The number of Tweets are different for each method of searching. Tweepy, using full-archive search, returns 12 Tweets. GetOldTweets3 returns 22 Tweets. And using the Twitter Advanced Search returns 3 Tweets. Is there a reason for the different number of tweets?


Solution

  • Twitter's search through its website has different operators than its API.

    Searching "Accident near:Dallas,TX since:2018-01-01 until:2018-01-02" on Twitter itself, results in 22 Tweets. If you're looking at only the Top ones, there are only 3, yes, but you can see all of them by clicking the Latest tab. The near operator this query uses doesn't seem to be explicitly documented anywhere, so it's unclear how exactly it works. In fact, location/place doesn't even seem to be part of the Advanced Search UI anymore. Historically, it seems this worked by searching within a radius (defaulting to 15 miles if the within operator isn't set) of the location specified.

    The current branch/PR for Tweepy adding API.search_full_archive, which is what I assume you're using, uses the full-archive endpoint of Twitter's premium search APIs. Something like api.search_full_archive("Environment_Name", "Accident place:Dallas,TX", fromDate=201801010000, toDate=201801020000) does in fact return 12 Tweets. However, this is using the documented place premium search operator, which has specific defined behavior:

    Matches Tweets tagged with the specified location or Twitter place ID

    This means that it will only return Tweets that were tagged specifically with that location, rather than including other locations nearby within a certain radius. Oddly enough, these results actually include 2 Tweets that the website's search misses and doesn't seem to return by location search. This could be due to Twitter's search policies, but again, it's difficult to determine the exact reason since Twitter's website search isn't documented and is somewhat of a black box.
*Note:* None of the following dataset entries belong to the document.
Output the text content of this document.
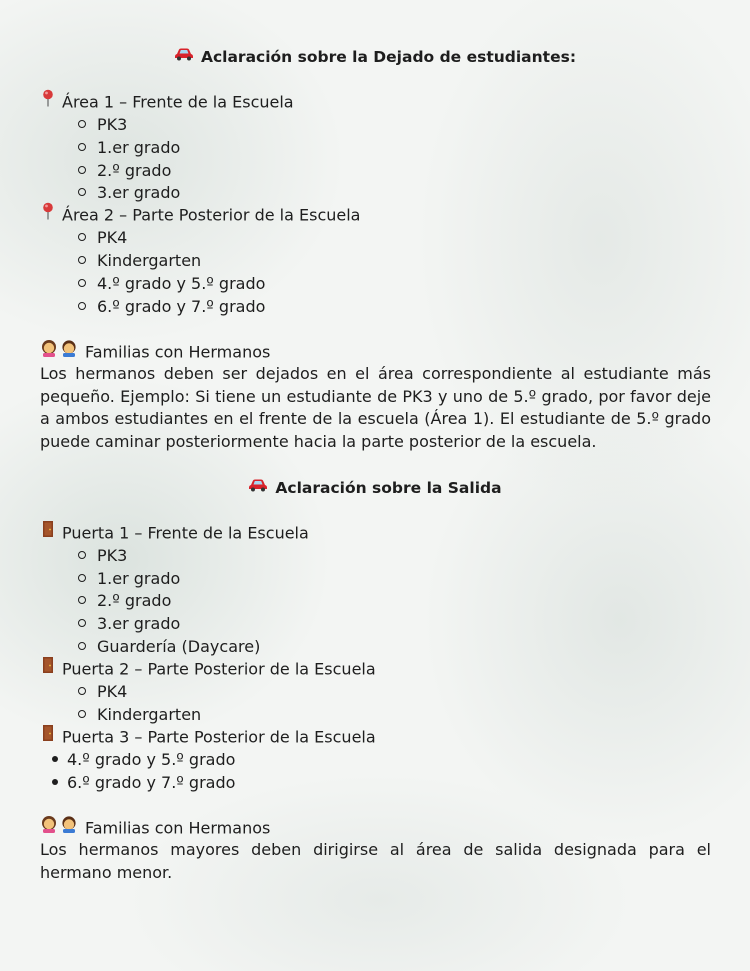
Aclaración sobre la Dejado de estudiantes:
Área 1 – Frente de la Escuela
PK3
1.er grado
2.º grado
3.er grado
Área 2 – Parte Posterior de la Escuela
PK4
Kindergarten
4.º grado y 5.º grado
6.º grado y 7.º grado
Familias con Hermanos
Los hermanos deben ser dejados en el área correspondiente al estudiante más pequeño. Ejemplo: Si tiene un estudiante de PK3 y uno de 5.º grado, por favor deje a ambos estudiantes en el frente de la escuela (Área 1). El estudiante de 5.º grado puede caminar posteriormente hacia la parte posterior de la escuela.
Aclaración sobre la Salida
Puerta 1 – Frente de la Escuela
PK3
1.er grado
2.º grado
3.er grado
Guardería (Daycare)
Puerta 2 – Parte Posterior de la Escuela
PK4
Kindergarten
Puerta 3 – Parte Posterior de la Escuela
4.º grado y 5.º grado
6.º grado y 7.º grado
Familias con Hermanos
Los hermanos mayores deben dirigirse al área de salida designada para el hermano menor.
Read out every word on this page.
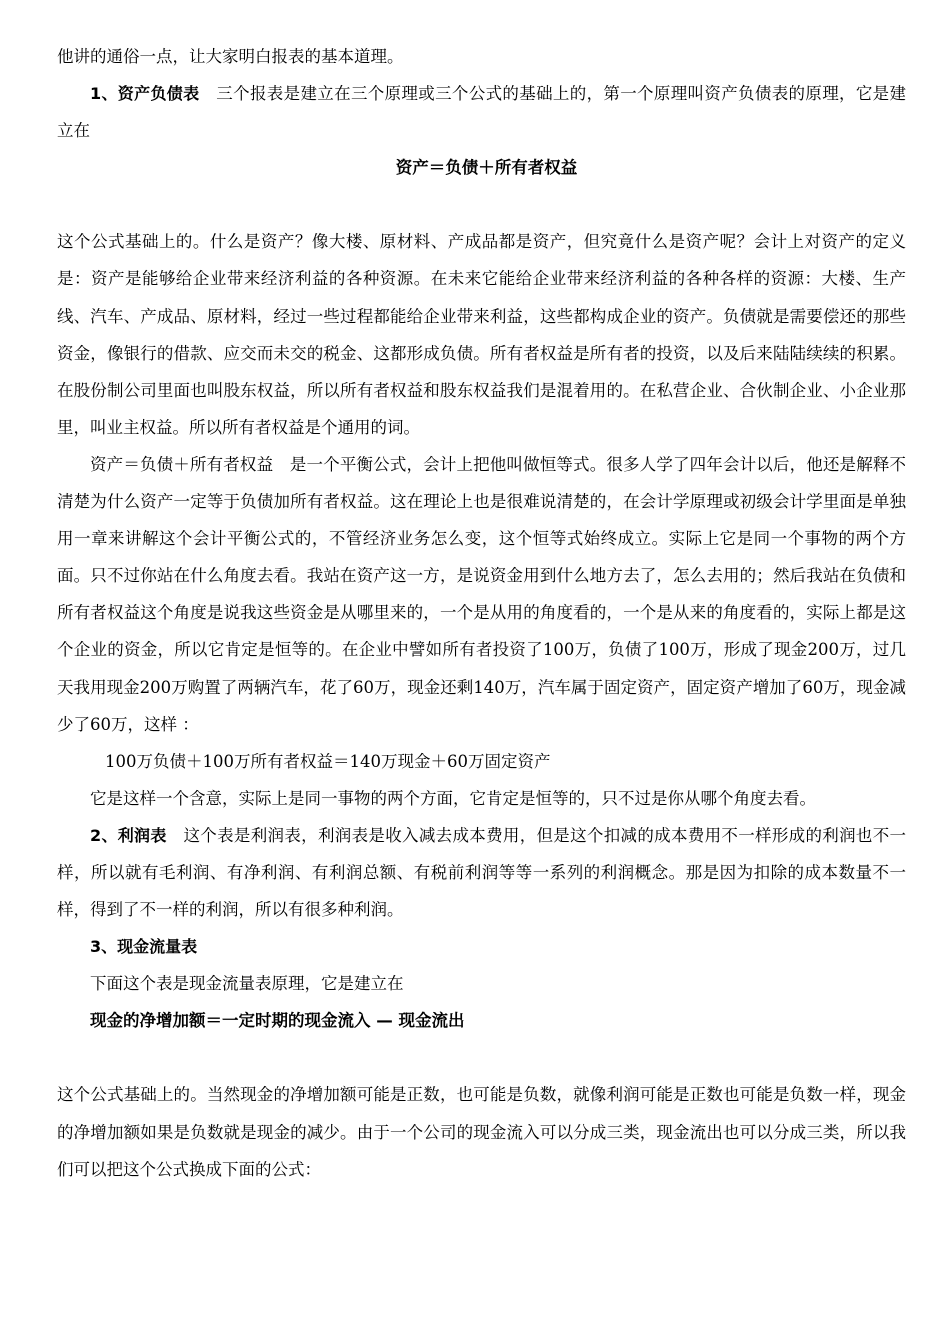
他讲的通俗一点，让大家明白报表的基本道理。

1、资产负债表　 三个报表是建立在三个原理或三个公式的基础上的，第一个原理叫资产负债表的原理，它是建立在

资产＝负债＋所有者权益

这个公式基础上的。什么是资产？像大楼、原材料、产成品都是资产，但究竟什么是资产呢？会计上对资产的定义是：资产是能够给企业带来经济利益的各种资源。在未来它能给企业带来经济利益的各种各样的资源：大楼、生产线、汽车、产成品、原材料，经过一些过程都能给企业带来利益，这些都构成企业的资产。负债就是需要偿还的那些资金，像银行的借款、应交而未交的税金、这都形成负债。所有者权益是所有者的投资，以及后来陆陆续续的积累。在股份制公司里面也叫股东权益，所以所有者权益和股东权益我们是混着用的。在私营企业、合伙制企业、小企业那里，叫业主权益。所以所有者权益是个通用的词。

资产＝负债＋所有者权益　是一个平衡公式，会计上把他叫做恒等式。很多人学了四年会计以后，他还是解释不清楚为什么资产一定等于负债加所有者权益。这在理论上也是很难说清楚的，在会计学原理或初级会计学里面是单独用一章来讲解这个会计平衡公式的，不管经济业务怎么变，这个恒等式始终成立。实际上它是同一个事物的两个方面。只不过你站在什么角度去看。我站在资产这一方，是说资金用到什么地方去了，怎么去用的；然后我站在负债和所有者权益这个角度是说我这些资金是从哪里来的，一个是从用的角度看的，一个是从来的角度看的，实际上都是这个企业的资金，所以它肯定是恒等的。在企业中譬如所有者投资了100万，负债了100万，形成了现金200万，过几天我用现金200万购置了两辆汽车，花了60万，现金还剩140万，汽车属于固定资产，固定资产增加了60万，现金减少了60万，这样 ：

100万负债＋100万所有者权益＝140万现金＋60万固定资产

它是这样一个含意，实际上是同一事物的两个方面，它肯定是恒等的，只不过是你从哪个角度去看。

2、利润表　 这个表是利润表，利润表是收入减去成本费用，但是这个扣减的成本费用不一样形成的利润也不一样，所以就有毛利润、有净利润、有利润总额、有税前利润等等一系列的利润概念。那是因为扣除的成本数量不一样，得到了不一样的利润，所以有很多种利润。

3、现金流量表

下面这个表是现金流量表原理，它是建立在

现金的净增加额＝一定时期的现金流入 — 现金流出

这个公式基础上的。当然现金的净增加额可能是正数，也可能是负数，就像利润可能是正数也可能是负数一样，现金的净增加额如果是负数就是现金的减少。由于一个公司的现金流入可以分成三类，现金流出也可以分成三类，所以我们可以把这个公式换成下面的公式：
    If you want to specify a set of coordinates and radius for your search using the premium search API, you can do so with the point_radius premium search operator. Using Tweepy's API.geo_search method, which uses the Twitter API's GET geo/search endpoint, and a query for "Dallas,TX", the Place object returned that represents Dallas, TX specifies a centroid of [-96.7301749064317, 32.819858499999995]. There's no guarantee that these are the coordinates that Twitter's website search uses, but with some testing, using these coordinates with point_radius, the radius that would return the exact results matching the website search results seems to be somewhere between 17 and 18 miles. With a radius of 17.5 miles, there's only 3 extra Tweets from Plano.

    GetOldTweets3 does not use Twitter's API and instead scrapes the site directly. This should not be considered reliable and is against Twitter's Terms of Service:

    scraping the Services without the prior consent of Twitter is expressly prohibited

    If you want the most accurate and defined results, you should use Twitter's API. This is the only valid method if you want to retrieve those results programmatically without violating Twitter's TOS. Your options for searching by location are either by specifically for that location by name or Twitter place ID, coordinates and radius, or bounding box, using the place, point_radius, or bounding_box premium search operators, respectively. Note that for some reason, as those 2 other Tweets exhibited, certain Tweets might only be able to be found by specific location rather than area.